“But they’ve been mighty good to us since then,” went on Pudge. “They have allowed us to have a substantial hangar built after our own peculiar pattern within reach of the water here at Dunkirk, though we are not so many miles away from where the Allies are fighting the Kaiser’s men who are in Belgian trenches.”

“Yes,” added Billy Barnes, who had once been a lively reporter, now a member of the aëroplane manufacturing company engaged in making the remarkable type of airships invented by Pudge’s scientific father, Doctor Perkins, “and during these weeks we’ve been able to get our machine together, so that right now it’s in prime condition for making a flight on the sea or in the air.”

“Whisper that next time, Billy,” cautioned Frank, casting a quick glance about him as the three boys continued to walk along the road leading out of Dunkirk, which in places even skirted the water’s edge.

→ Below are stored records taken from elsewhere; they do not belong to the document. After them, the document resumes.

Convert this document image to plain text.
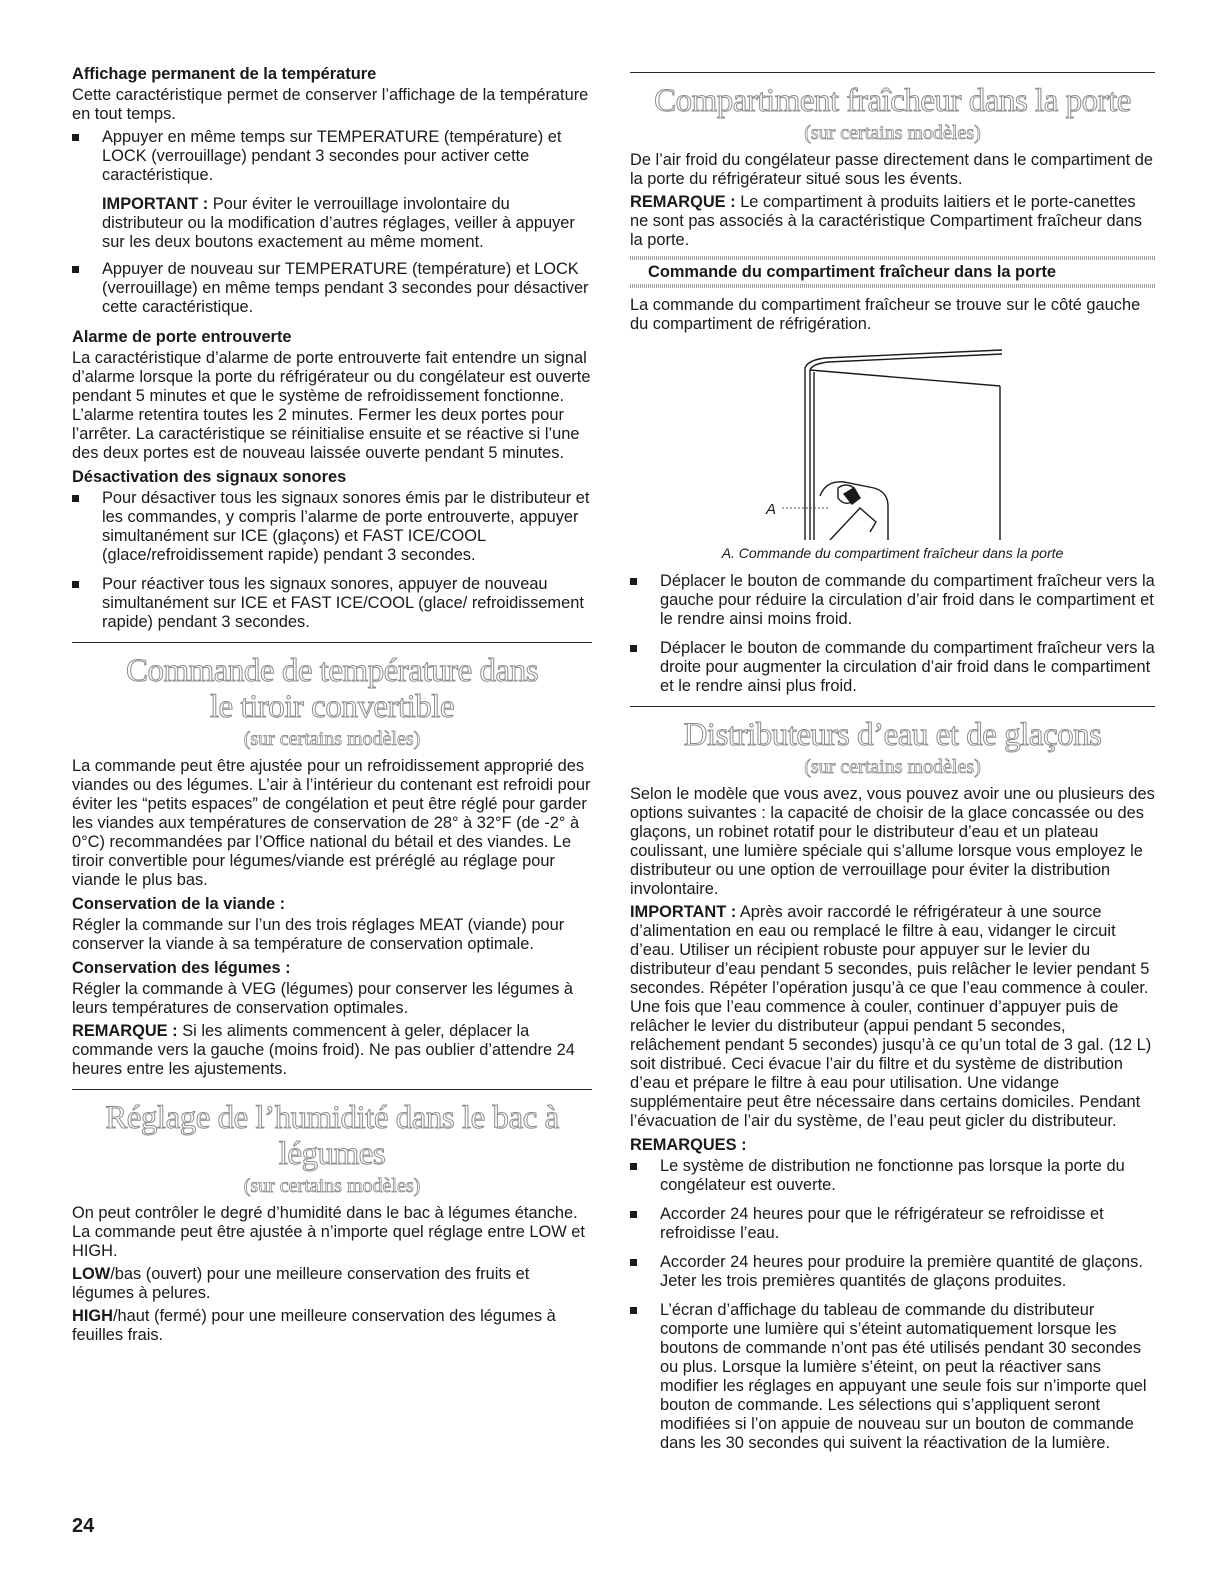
Affichage permanent de la température

Cette caractéristique permet de conserver l’affichage de la température en tout temps.

Appuyer en même temps sur TEMPERATURE (température) et LOCK (verrouillage) pendant 3 secondes pour activer cette caractéristique.

IMPORTANT : Pour éviter le verrouillage involontaire du distributeur ou la modification d’autres réglages, veiller à appuyer sur les deux boutons exactement au même moment.

Appuyer de nouveau sur TEMPERATURE (température) et LOCK (verrouillage) en même temps pendant 3 secondes pour désactiver cette caractéristique.
Alarme de porte entrouverte

La caractéristique d’alarme de porte entrouverte fait entendre un signal d’alarme lorsque la porte du réfrigérateur ou du congélateur est ouverte pendant 5 minutes et que le système de refroidissement fonctionne. L’alarme retentira toutes les 2 minutes. Fermer les deux portes pour l’arrêter. La caractéristique se réinitialise ensuite et se réactive si l’une des deux portes est de nouveau laissée ouverte pendant 5 minutes.

Désactivation des signaux sonores
Pour désactiver tous les signaux sonores émis par le distributeur et les commandes, y compris l’alarme de porte entrouverte, appuyer simultanément sur ICE (glaçons) et FAST ICE/COOL (glace/refroidissement rapide) pendant 3 secondes.
Pour réactiver tous les signaux sonores, appuyer de nouveau simultanément sur ICE et FAST ICE/COOL (glace/ refroidissement rapide) pendant 3 secondes.
Commande de température dans
le tiroir convertible
(sur certains modèles)

La commande peut être ajustée pour un refroidissement approprié des viandes ou des légumes. L’air à l’intérieur du contenant est refroidi pour éviter les “petits espaces” de congélation et peut être réglé pour garder les viandes aux températures de conservation de 28° à 32°F (de -2° à 0°C) recommandées par l’Office national du bétail et des viandes. Le tiroir convertible pour légumes/viande est préréglé au réglage pour viande le plus bas.

Conservation de la viande :

Régler la commande sur l’un des trois réglages MEAT (viande) pour conserver la viande à sa température de conservation optimale.

Conservation des légumes :

Régler la commande à VEG (légumes) pour conserver les légumes à leurs températures de conservation optimales.

REMARQUE : Si les aliments commencent à geler, déplacer la commande vers la gauche (moins froid). Ne pas oublier d’attendre 24 heures entre les ajustements.

Réglage de l’humidité dans le bac à légumes
(sur certains modèles)

On peut contrôler le degré d’humidité dans le bac à légumes étanche. La commande peut être ajustée à n’importe quel réglage entre LOW et HIGH.

LOW/bas (ouvert) pour une meilleure conservation des fruits et légumes à pelures.

HIGH/haut (fermé) pour une meilleure conservation des légumes à feuilles frais.

Compartiment fraîcheur dans la porte
(sur certains modèles)

De l’air froid du congélateur passe directement dans le compartiment de la porte du réfrigérateur situé sous les évents.

REMARQUE : Le compartiment à produits laitiers et le porte-canettes ne sont pas associés à la caractéristique Compartiment fraîcheur dans la porte.

Commande du compartiment fraîcheur dans la porte

La commande du compartiment fraîcheur se trouve sur le côté gauche du compartiment de réfrigération.

A
A. Commande du compartiment fraîcheur dans la porte
Déplacer le bouton de commande du compartiment fraîcheur vers la gauche pour réduire la circulation d’air froid dans le compartiment et le rendre ainsi moins froid.
Déplacer le bouton de commande du compartiment fraîcheur vers la droite pour augmenter la circulation d’air froid dans le compartiment et le rendre ainsi plus froid.
Distributeurs d’eau et de glaçons
(sur certains modèles)

Selon le modèle que vous avez, vous pouvez avoir une ou plusieurs des options suivantes : la capacité de choisir de la glace concassée ou des glaçons, un robinet rotatif pour le distributeur d’eau et un plateau coulissant, une lumière spéciale qui s’allume lorsque vous employez le distributeur ou une option de verrouillage pour éviter la distribution involontaire.

IMPORTANT : Après avoir raccordé le réfrigérateur à une source d’alimentation en eau ou remplacé le filtre à eau, vidanger le circuit d’eau. Utiliser un récipient robuste pour appuyer sur le levier du distributeur d’eau pendant 5 secondes, puis relâcher le levier pendant 5 secondes. Répéter l’opération jusqu’à ce que l’eau commence à couler. Une fois que l’eau commence à couler, continuer d’appuyer puis de relâcher le levier du distributeur (appui pendant 5 secondes, relâchement pendant 5 secondes) jusqu’à ce qu’un total de 3 gal. (12 L) soit distribué. Ceci évacue l’air du filtre et du système de distribution d’eau et prépare le filtre à eau pour utilisation. Une vidange supplémentaire peut être nécessaire dans certains domiciles. Pendant l’évacuation de l’air du système, de l’eau peut gicler du distributeur.

REMARQUES :
Le système de distribution ne fonctionne pas lorsque la porte du congélateur est ouverte.
Accorder 24 heures pour que le réfrigérateur se refroidisse et refroidisse l’eau.
Accorder 24 heures pour produire la première quantité de glaçons. Jeter les trois premières quantités de glaçons produites.
L’écran d’affichage du tableau de commande du distributeur comporte une lumière qui s’éteint automatiquement lorsque les boutons de commande n’ont pas été utilisés pendant 30 secondes ou plus. Lorsque la lumière s’éteint, on peut la réactiver sans modifier les réglages en appuyant une seule fois sur n’importe quel bouton de commande. Les sélections qui s’appliquent seront modifiées si l’on appuie de nouveau sur un bouton de commande dans les 30 secondes qui suivent la réactivation de la lumière.
24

“Why, what’s up, Frank?” exclaimed the talkative Billy. “Do you think these bushes and trees have ears?”

“No, but there might be some sharp German spy hanging around this place,” replied the other earnestly. “You know they do say they’re everywhere. I’ve heard British soldiers in Calais and Dunkirk tell of mysterious strangers who disappeared when approached as if they were made of smoke. This spy system the Kaiser’s men have down to a fine point. It’s hard to keep anything from being carried to German Headquarters these days.”

“Still, there are a lot of things they haven’t learned before they happened,” declared Billy. “That first British army of some eighty thousand soldiers came over to France, and nobody knew a thing about it until they were on the firing line. But, Frank, do you reckon the Germans have been watching the three of us working here with our hangar and hydro-aëroplane?”

“I’m as sure of it as I am of my own name,” declared the other firmly. “Why, the very fact that our hangar differed so much from ordinary ones, being so much larger for one thing, would make them suspect. Then there has been a heap of talk going on about this wonderful airship of ours, which was carried, every word of it, to German Headquarters.”

“Batter and butterflies!” spluttered Pudge, who seemed addicted to strange exclamations, especially when excited, “we’ll certainly have to watch out, then, now that our wonderful Sea Eagle is in working order.”

“Yes,” said Billy Barnes earnestly, “it would be a tough joke on the company to have some clever thieves get away with it, just when we are ready to show the French Government that it is away above ordinary seaplanes.”

“There’s the hangar, boys,” remarked Frank, with a vein of relief in his voice, as though grave fears may have been giving him more or less uneasiness. “Stir your stumps, Pudge, and we’ll soon be under our own roof. I may have a suggestion to make after we’ve looked around a bit that I hope both of you will agree with.”